Dans un arrêt du 17 juin 2026 (Cass. soc., 17 juin 2026, n° 25-12.181), la Cour de cassation rappelle que la proposition d’une rupture conventionnelle à un salarié pendant son arrêt maladie ne constitue pas, à elle seule, un élément laissant supposer une discrimination fondée sur son état de santé.

Les faits

Un salarié, engagé en qualité d’aide opérateur polyvalent, est placé à plusieurs reprises en arrêt de travail au cours de l’année 2018. Pendant cette période, l’employeur lui propose à plusieurs reprises une rupture conventionnelle.

Faute d’accord, il le licencie pour absence prolongée perturbant le fonctionnement du service et de l’entreprise. Le salarié saisit le conseil de prud’hommes afin d’obtenir la nullité de son licenciement, qu’il estime discriminatoire en raison de son état de santé.

La cour d’appel retient que les propositions répétées de rupture conventionnelle pendant l’arrêt de travail, suivies du licenciement, laissaient présumer une discrimination liée à l’état de santé du salarié. Elle donne donc droit aux demandes du salarié et prononce la nullité du licenciement.

Solution de la Cour de cassation

La Cour de cassation casse l’arrêt d’appel, rappellant qu’en matière de discrimination, il appartient au salarié de présenter des éléments laissant supposer son existence, puis à l’employeur de démontrer que ses décisions reposent sur des motifs objectifs étrangers à toute discrimination.

Elle souligne également qu’une rupture conventionnelle peut être valablement conclue pendant un arrêt maladie, sauf fraude ou vice du consentement.
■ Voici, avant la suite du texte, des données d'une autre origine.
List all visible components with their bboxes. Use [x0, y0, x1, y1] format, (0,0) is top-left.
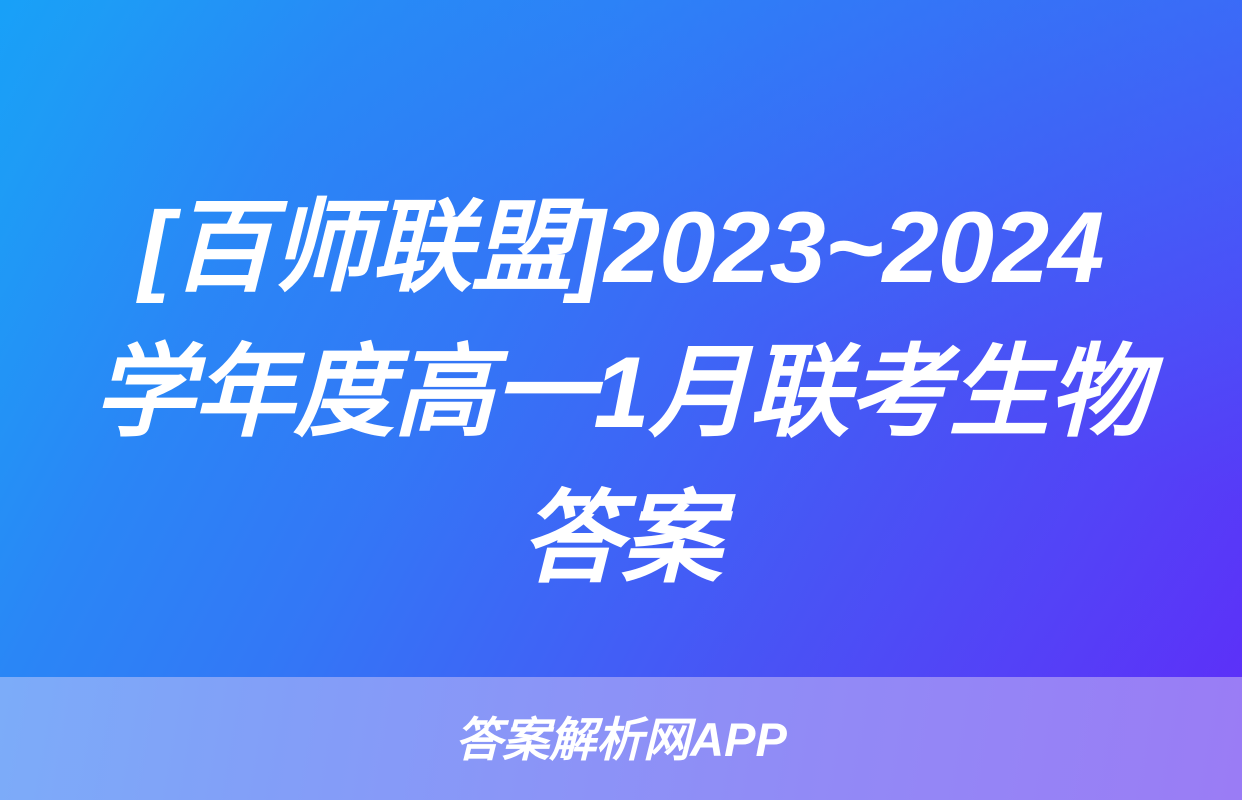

Dès lors, la seule proposition d’une rupture conventionnelle au cours d’un arrêt de travail ne constitue pas, à elle seule, un élément laissant supposer une discrimination fondée sur l’état de santé.

En pratique

La Cour de cassation adopte ici une position bienvenue pour les employeurs, leur permettant de tenter de rompre d’un commun accord le contrat de travail d’un salarié pendant un arrêt maladie, sans s’exposer au risque de nullité de la rupture ou de caractérisation d’une discrimination sur le seul fondement de la proposition d’une rupture conventionnelle.